The gap between AI research and allocation policy is getting wider
A systematic review of AI research that actually matters for institutional allocators — week 2.
The past weeks I spent more time reading AI research than allocation reports.
That contrast is becoming interesting.
New models appear every month.
Allocation frameworks adjust slowly.
Formal policy barely moves.
Over the past weeks I searched for work that could realistically influence allocation decisions.
Not trading models.
Not product marketing.
Research that could affect Tactical Asset Allocation (short-term tilts), Strategic Asset Allocation (long-term policy weights), Capital Market Assumptions (expected return models) and ALM (asset-liability management).
Scope of the search:
1 January 2026 – 12 March 2026.
Focus on models that change inputs used by allocators, not just execution.
Four findings stood out.
First, Amundi AIP (Dynamic asset allocation: its relevance and signals for 2026)
This is not a paper but a production allocation platform.
Machine learning is used to classify macro regimes, model correlations and generate scenario-based portfolio weights.
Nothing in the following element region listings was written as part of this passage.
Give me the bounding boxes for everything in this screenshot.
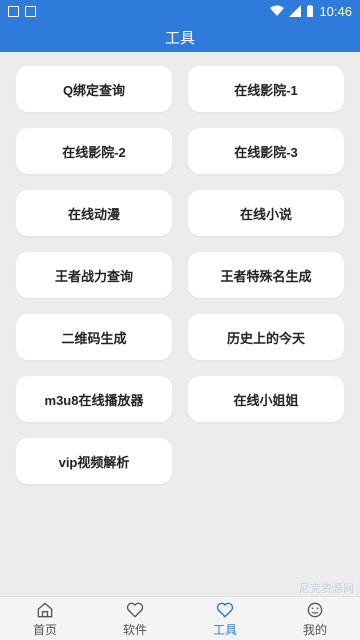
tool-button-online-anime[interactable]: 在线动漫 [16,190,172,236]
tool-button-online-novel[interactable]: 在线小说 [188,190,344,236]
nav-label-mine: 我的 [302,622,327,637]
page-title: 工具 [164,29,195,47]
nav-label-software: 软件 [122,622,147,637]
nav-item-software[interactable]: 软件 [90,597,180,640]
tool-button-online-girls[interactable]: 在线小姐姐 [188,376,344,422]
tool-button-online-cinema-2[interactable]: 在线影院-2 [16,128,172,174]
a-icon [25,5,36,17]
tool-button-vip-video-parse[interactable]: vip视频解析 [16,438,172,484]
smiley-icon [307,602,323,617]
nav-label-tools: 工具 [212,622,237,637]
app-bar: 工具 [0,22,360,52]
tool-button-honor-special-name[interactable]: 王者特殊名生成 [188,252,344,298]
tool-button-online-cinema-1[interactable]: 在线影院-1 [188,66,344,112]
home-icon [37,601,53,617]
status-time: 10:46 [319,3,352,19]
nav-item-mine[interactable]: 我的 [270,597,360,640]
tools-grid: Q绑定查询 在线影院-1 在线影院-2 在线影院-3 在线动漫 在线小说 王者战… [16,66,344,484]
tool-button-qrcode-generator[interactable]: 二维码生成 [16,314,172,360]
image-icon [8,5,19,17]
watermark: 尼克资源网 [262,562,354,596]
tool-button-m3u8-player[interactable]: m3u8在线播放器 [16,376,172,422]
heart-icon [126,602,144,618]
tool-button-today-in-history[interactable]: 历史上的今天 [188,314,344,360]
nav-item-home[interactable]: 首页 [0,597,90,640]
wifi-icon [270,5,285,16]
nav-label-home: 首页 [32,622,57,637]
tool-button-online-cinema-3[interactable]: 在线影院-3 [188,128,344,174]
signal-icon [289,5,302,17]
tool-button-honor-power-query[interactable]: 王者战力查询 [16,252,172,298]
bottom-nav: 首页 软件 工具 我的 [0,596,360,640]
battery-icon [307,5,314,17]
tool-button-q-bind-query[interactable]: Q绑定查询 [16,66,172,112]
watermark-text: 尼克资源网 [299,583,354,595]
nav-item-tools[interactable]: 工具 [180,597,270,640]
status-bar: 10:46 [0,0,360,22]
heart-icon [216,602,234,618]
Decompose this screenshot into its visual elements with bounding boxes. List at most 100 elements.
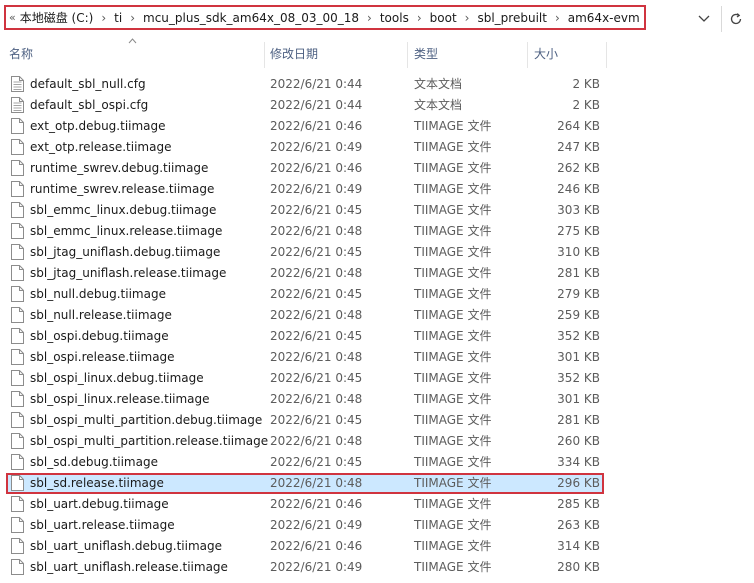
file-size: 262 KB bbox=[557, 161, 600, 175]
file-icon bbox=[11, 538, 24, 554]
file-size: 352 KB bbox=[557, 371, 600, 385]
file-modified-date: 2022/6/21 0:49 bbox=[270, 140, 363, 154]
column-header-date[interactable]: 修改日期 bbox=[270, 36, 318, 70]
refresh-button[interactable] bbox=[725, 8, 747, 30]
file-modified-date: 2022/6/21 0:48 bbox=[270, 266, 363, 280]
file-row[interactable]: sbl_ospi_multi_partition.release.tiimage… bbox=[0, 431, 754, 452]
file-modified-date: 2022/6/21 0:45 bbox=[270, 245, 363, 259]
file-modified-date: 2022/6/21 0:45 bbox=[270, 455, 363, 469]
file-modified-date: 2022/6/21 0:46 bbox=[270, 539, 363, 553]
file-type: TIIMAGE 文件 bbox=[414, 434, 492, 448]
file-type: TIIMAGE 文件 bbox=[414, 119, 492, 133]
file-size: 352 KB bbox=[557, 329, 600, 343]
breadcrumb[interactable]: « 本地磁盘 (C:) › ti › mcu_plus_sdk_am64x_08… bbox=[4, 5, 646, 30]
chevron-right-icon[interactable]: › bbox=[367, 11, 372, 25]
file-type: TIIMAGE 文件 bbox=[414, 182, 492, 196]
chevron-right-icon[interactable]: › bbox=[417, 11, 422, 25]
file-row[interactable]: sbl_jtag_uniflash.debug.tiimage 2022/6/21… bbox=[0, 242, 754, 263]
file-row[interactable]: default_sbl_null.cfg 2022/6/21 0:44 文本文档 2 … bbox=[0, 74, 754, 95]
file-row[interactable]: sbl_jtag_uniflash.release.tiimage 2022/6/… bbox=[0, 263, 754, 284]
column-divider[interactable] bbox=[264, 42, 265, 68]
breadcrumb-item-sdk[interactable]: mcu_plus_sdk_am64x_08_03_00_18 bbox=[143, 11, 359, 25]
file-modified-date: 2022/6/21 0:49 bbox=[270, 560, 363, 574]
file-modified-date: 2022/6/21 0:48 bbox=[270, 308, 363, 322]
file-name: sbl_ospi_linux.release.tiimage bbox=[30, 392, 210, 406]
refresh-icon bbox=[730, 13, 742, 25]
chevron-right-icon[interactable]: › bbox=[555, 11, 560, 25]
breadcrumb-overflow-icon[interactable]: « bbox=[9, 11, 16, 24]
address-history-dropdown[interactable] bbox=[692, 8, 716, 30]
column-divider[interactable] bbox=[606, 42, 607, 68]
file-icon bbox=[11, 160, 24, 176]
file-row[interactable]: ext_otp.debug.tiimage 2022/6/21 0:46 TIIMA… bbox=[0, 116, 754, 137]
file-icon bbox=[11, 412, 24, 428]
column-header-name[interactable]: 名称 bbox=[9, 36, 33, 70]
file-type: TIIMAGE 文件 bbox=[414, 476, 492, 490]
file-row[interactable]: sbl_ospi.debug.tiimage 2022/6/21 0:45 TIIM… bbox=[0, 326, 754, 347]
file-row[interactable]: sbl_ospi.release.tiimage 2022/6/21 0:48 TI… bbox=[0, 347, 754, 368]
file-row[interactable]: sbl_ospi_linux.release.tiimage 2022/6/21 … bbox=[0, 389, 754, 410]
file-row-selected[interactable]: sbl_sd.release.tiimage 2022/6/21 0:48 TIIM… bbox=[0, 473, 754, 494]
text-file-icon bbox=[11, 97, 24, 113]
column-header-type[interactable]: 类型 bbox=[414, 36, 438, 70]
file-modified-date: 2022/6/21 0:45 bbox=[270, 413, 363, 427]
file-row[interactable]: ext_otp.release.tiimage 2022/6/21 0:49 TII… bbox=[0, 137, 754, 158]
file-row[interactable]: sbl_uart_uniflash.release.tiimage 2022/6/… bbox=[0, 557, 754, 578]
file-type: TIIMAGE 文件 bbox=[414, 560, 492, 574]
file-type: TIIMAGE 文件 bbox=[414, 287, 492, 301]
file-row[interactable]: sbl_ospi_multi_partition.debug.tiimage 20… bbox=[0, 410, 754, 431]
file-row[interactable]: sbl_emmc_linux.release.tiimage 2022/6/21 … bbox=[0, 221, 754, 242]
file-row[interactable]: sbl_uart.debug.tiimage 2022/6/21 0:46 TIIM… bbox=[0, 494, 754, 515]
file-type: TIIMAGE 文件 bbox=[414, 203, 492, 217]
file-size: 2 KB bbox=[572, 98, 600, 112]
breadcrumb-item-ti[interactable]: ti bbox=[114, 11, 122, 25]
column-divider[interactable] bbox=[527, 42, 528, 68]
file-icon bbox=[11, 349, 24, 365]
file-icon bbox=[11, 496, 24, 512]
chevron-right-icon[interactable]: › bbox=[465, 11, 470, 25]
file-size: 301 KB bbox=[557, 350, 600, 364]
file-modified-date: 2022/6/21 0:48 bbox=[270, 434, 363, 448]
sort-ascending-icon bbox=[128, 38, 137, 44]
file-icon bbox=[11, 559, 24, 575]
file-row[interactable]: sbl_uart_uniflash.debug.tiimage 2022/6/21… bbox=[0, 536, 754, 557]
file-icon bbox=[11, 265, 24, 281]
file-modified-date: 2022/6/21 0:46 bbox=[270, 161, 363, 175]
file-size: 280 KB bbox=[557, 560, 600, 574]
file-row[interactable]: runtime_swrev.release.tiimage 2022/6/21 0… bbox=[0, 179, 754, 200]
breadcrumb-item-sbl-prebuilt[interactable]: sbl_prebuilt bbox=[477, 11, 546, 25]
chevron-right-icon[interactable]: › bbox=[130, 11, 135, 25]
file-size: 314 KB bbox=[557, 539, 600, 553]
file-type: 文本文档 bbox=[414, 98, 463, 112]
file-icon bbox=[11, 223, 24, 239]
file-name: sbl_uart_uniflash.release.tiimage bbox=[30, 560, 228, 574]
file-row[interactable]: sbl_ospi_linux.debug.tiimage 2022/6/21 0:… bbox=[0, 368, 754, 389]
file-size: 247 KB bbox=[557, 140, 600, 154]
file-icon bbox=[11, 475, 24, 491]
breadcrumb-item-tools[interactable]: tools bbox=[380, 11, 409, 25]
file-row[interactable]: sbl_emmc_linux.debug.tiimage 2022/6/21 0:… bbox=[0, 200, 754, 221]
file-name: sbl_null.debug.tiimage bbox=[30, 287, 166, 301]
breadcrumb-item-drive[interactable]: 本地磁盘 (C:) bbox=[20, 9, 94, 26]
file-type: TIIMAGE 文件 bbox=[414, 224, 492, 238]
chevron-right-icon[interactable]: › bbox=[101, 11, 106, 25]
breadcrumb-item-boot[interactable]: boot bbox=[430, 11, 457, 25]
file-type: TIIMAGE 文件 bbox=[414, 497, 492, 511]
file-size: 263 KB bbox=[557, 518, 600, 532]
file-size: 279 KB bbox=[557, 287, 600, 301]
file-name: sbl_ospi_multi_partition.release.tiimage bbox=[30, 434, 269, 448]
file-row[interactable]: sbl_uart.release.tiimage 2022/6/21 0:49 TI… bbox=[0, 515, 754, 536]
file-row[interactable]: sbl_null.release.tiimage 2022/6/21 0:48 TI… bbox=[0, 305, 754, 326]
file-size: 296 KB bbox=[557, 476, 600, 490]
column-divider[interactable] bbox=[407, 42, 408, 68]
file-name: sbl_uart.release.tiimage bbox=[30, 518, 175, 532]
file-row[interactable]: sbl_sd.debug.tiimage 2022/6/21 0:45 TIIMAG… bbox=[0, 452, 754, 473]
file-row[interactable]: runtime_swrev.debug.tiimage 2022/6/21 0:4… bbox=[0, 158, 754, 179]
file-row[interactable]: sbl_null.debug.tiimage 2022/6/21 0:45 TIIM… bbox=[0, 284, 754, 305]
file-size: 246 KB bbox=[557, 182, 600, 196]
file-name: sbl_ospi.debug.tiimage bbox=[30, 329, 169, 343]
file-name: sbl_sd.release.tiimage bbox=[30, 476, 164, 490]
column-header-size[interactable]: 大小 bbox=[534, 36, 558, 70]
breadcrumb-item-am64x-evm[interactable]: am64x-evm bbox=[568, 11, 640, 25]
file-row[interactable]: default_sbl_ospi.cfg 2022/6/21 0:44 文本文档 2 … bbox=[0, 95, 754, 116]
The system distinguishes multiple historical regimes going back more than a century and uses those classifications to bias portfolio construction toward or away from risk.
The important point is not the technology.
Allocation inputs are already partly model-driven before a committee ever meets.
Second, AQR 2026 Capital Market Assumptions.
Strategic allocation still depends on expected return estimates.
The latest update shows how valuation models, macro data and long-horizon statistics are combined in systematic frameworks rather than judgement alone.
The result is not a new allocation rule, but a different starting point.
Return expectations for traditional balanced portfolios remain well below long-term historical averages, which directly affects how much risk allocators can justify taking.
Third, LSTM-based risk budgeting research (Nature).
Neural networks were used to model time-varying risk across multiple asset classes.
Compared with static risk parity, the dynamic approach reduced drawdowns during stress periods without increasing turnover.
That matters because many Strategic Asset Allocation models still assume stable correlations that disappear exactly when risk rises.
Fourth, LightGBM tail risk modelling (SSRN).
This work focuses on predicting extreme losses instead of average volatility.
The models improved detection of regime shifts before large drawdowns, allowing earlier reduction of portfolio risk.
For allocators this is directly relevant to ALM, stress testing and downside control.
Better tail estimates can change how much risk a portfolio is allowed to carry.
Taken together, the pattern is clear.
AI is not rewriting allocation policy.
It is rewriting the inputs used to justify that policy.
The sequence is predictable:
risk models change first,
return assumptions next,
tactical signals after that,
and formal allocation policy last.
For practitioners this is familiar.
Mandates do not change because a model improves.
They change when the evidence becomes too strong to ignore.
The evidence is accumulating faster than committees are moving.
Research is moving.
Frameworks are evolving.
Policy is slow.
The next question is not whether AI can improve allocation inputs.
It already does.
The real question is which of these models will be the first to influence an actual allocation decision, and what it will take before a committee is willing to follow.